Recurrent neural networks, or RNNs, area type of artificial neural network that add additional weights to the networkto create cycles in the network graph in an effort to maintain an internalstate.

循环神经网络,RNN,是一种人工神经网络,向网络添加额外的权重以在网络图中建立循环以保持内部状态。

The promise of adding state to neuralnetworks is that they will be able to explicitly learn and exploit context insequence prediction problems, such as problems with an order or temporalcomponent.

向神经网络添加状态的希望是,它们将能够在序列预测问题中明确地学习和利用上下文,例如具有顺序或时间成分的问题。

In this post, you are going take a tourof recurrent neural networks used for deep learning.

这篇文章将回顾用于深入学习的循环神经网络。

After reading this post, you will know: 阅读本文后,将了解

·        How top recurrent neural networks used for deep learningwork, such as LSTMs, GRUs, and NTMs.

·        用于深度学习的top循环神经网络如何工作,如LSTMsGRUsNTMs

·        How top RNNs relate to the broader study of recurrence inartificial neural networks.

·        top RNN与人工神经网络中关于循环的更广泛研究的关系

·        How research in RNNs has led to state-of-the-art performanceon a range of challenging problems.

·        RNN中的研究如何导致一些挑战性问题的最优性能

Note, we’re not going to cover everypossible recurrent neural network. Instead, we will focus on recurrent neuralnetworks used for deep learning (LSTMs, GRUs and NTMs) and the context neededto understand them.

本文不会涵盖所有循环神经网络,而是只关注用于深度学习的循环神经网络(LSTMs, GRUs and NTMs)以及理解它们需要的上下文。

Let’s get started.

 

 

 

Overview

We will start offby setting the scene for the field of recurrent neural networks.

我们将首先为递归神经网络领域设置场景。

Next, we will takea closer look at LSTMs, GRUs, and NTM used for deep learning.

We will then spendsome time on advanced topics related to using RNNs for deep learning. 然后来看深度学习中使用RNN的一些高级主题。
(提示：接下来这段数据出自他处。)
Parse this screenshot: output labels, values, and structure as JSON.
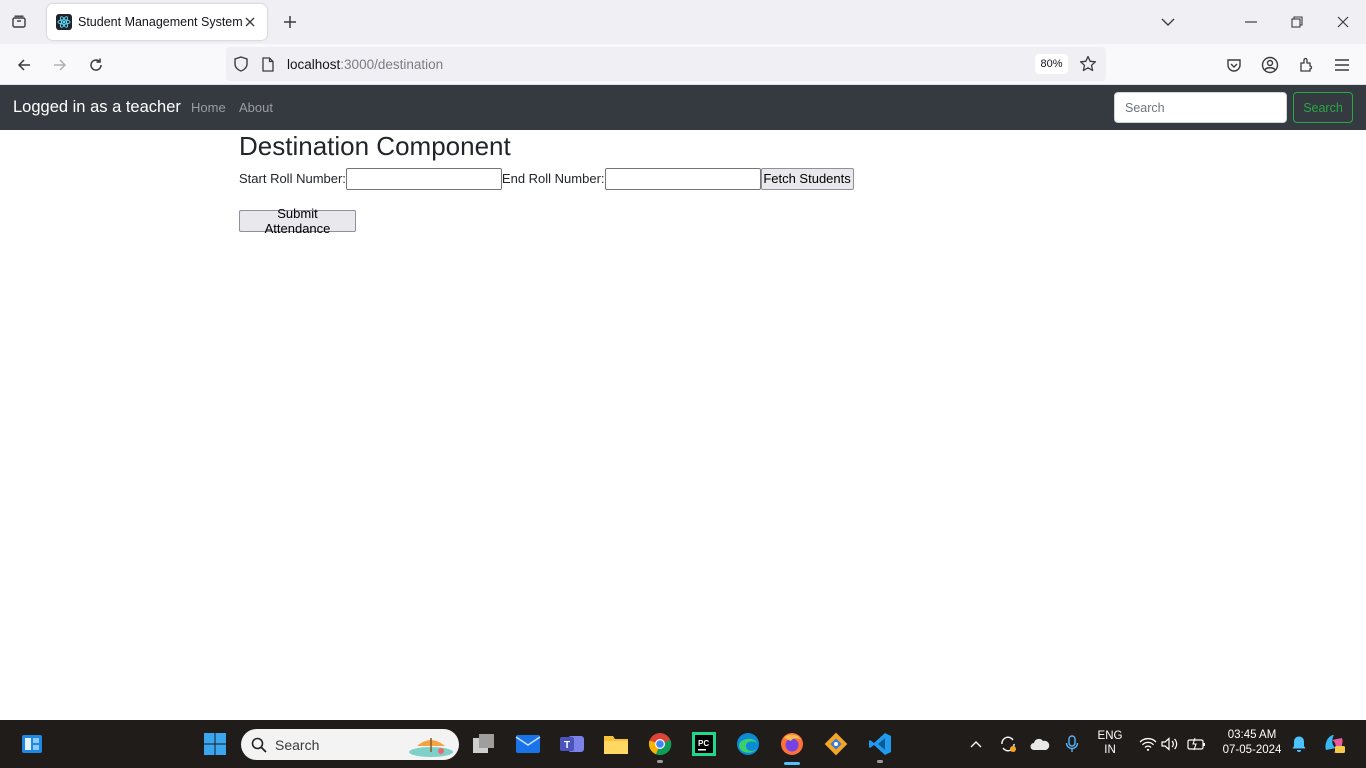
{
  "browser": {
    "tab_title": "Student Management System",
    "url_host": "localhost",
    "url_path": ":3000/destination",
    "zoom": "80%"
  },
  "app": {
    "brand": "Logged in as a teacher",
    "nav": {
      "home": "Home",
      "about": "About"
    },
    "search": {
      "placeholder": "Search",
      "button": "Search"
    }
  },
  "page": {
    "title": "Destination Component",
    "start_label": "Start Roll Number:",
    "start_value": "",
    "end_label": "End Roll Number:",
    "end_value": "",
    "fetch_button": "Fetch Students",
    "submit_button": "Submit Attendance"
  },
  "taskbar": {
    "search_placeholder": "Search",
    "language": "ENG",
    "region": "IN",
    "time": "03:45 AM",
    "date": "07-05-2024"
  },
  "colors": {
    "navbar_bg": "#343a40",
    "search_green": "#28a745",
    "taskbar_bg": "#1f1c1a"
  }
}
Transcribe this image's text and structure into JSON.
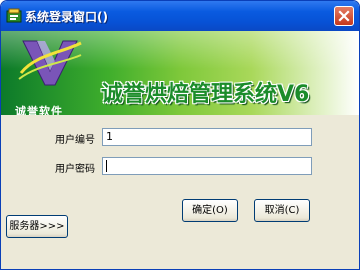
{
  "window": {
    "title": "系统登录窗口()"
  },
  "banner": {
    "logo_text": "诚誉软件",
    "product_title": "诚誉烘焙管理系统V6"
  },
  "form": {
    "user_id_label": "用户编号",
    "user_id_value": "1",
    "password_label": "用户密码",
    "password_value": ""
  },
  "buttons": {
    "ok_label": "确定(O)",
    "cancel_label": "取消(C)",
    "server_label": "服务器>>>"
  },
  "colors": {
    "titlebar": "#0a5be0",
    "banner_green": "#3fae2c",
    "title_text_green": "#1b8c2a"
  }
}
·        Recurrent Neural Networks

·        Fully Recurrent Networks

·        Recursive Neural Networks

·        Neural History Compressor

·        Long Short-Term MemoryNetworks

·        Gated Recurrent UnitNeural Networks

·        Neural Turing Machines

RecurrentNeural Networks

Let’s set thescene.

Popular beliefsuggests that recurrence imparts a memory to the network topology.
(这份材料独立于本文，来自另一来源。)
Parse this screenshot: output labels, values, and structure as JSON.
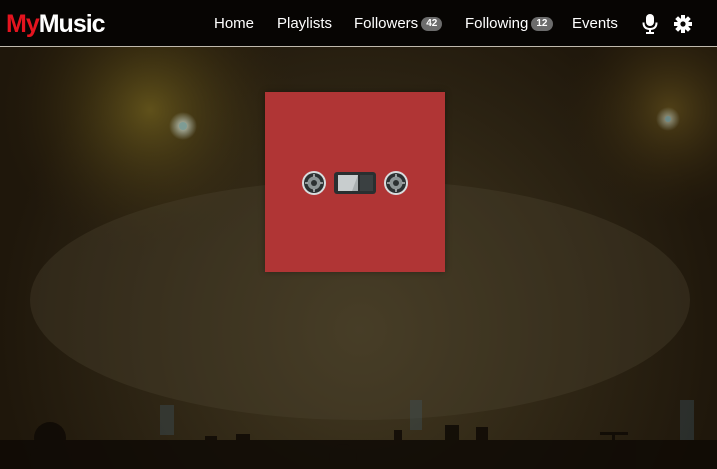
{
  "app": {
    "brand_prefix": "My",
    "brand_suffix": "Music"
  },
  "nav": {
    "home": "Home",
    "playlists": "Playlists",
    "followers": "Followers",
    "followers_count": "42",
    "following": "Following",
    "following_count": "12",
    "events": "Events"
  },
  "icons": {
    "mic": "microphone-icon",
    "settings": "gear-icon",
    "cover": "cassette-tape-icon"
  },
  "colors": {
    "brand_red": "#e5141f",
    "cover_background": "#b03535",
    "badge": "#6c6c6c"
  }
}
流行的观点认为,复发(recurrence)会给网络拓扑带来记忆。

Abetter way to consider this is the training set contains examples with a set ofinputs for the current training example.

考虑这一点的更好的方法是,训练集包含了一组用于当前训练示例的输入的示例。

Thisis “conventional, e.g. a traditional multilayered Perceptron.传统多层感知器如下所以。

X(i) -> y(i)

Butthe training example is supplemented with a set of inputs from the previousexample.

但是训练示例由先前示例的输入提供。

Thisis “unconventional,” e.g. a recurrent neural network.非传统,循环神经网络,如下所示。

[X(i-1), X(i)] -> y(i)

As with all feedforward network paradigms, the issues are how to connect the input layer to theoutput layer, include feedback activations, and then train the construct toconverge.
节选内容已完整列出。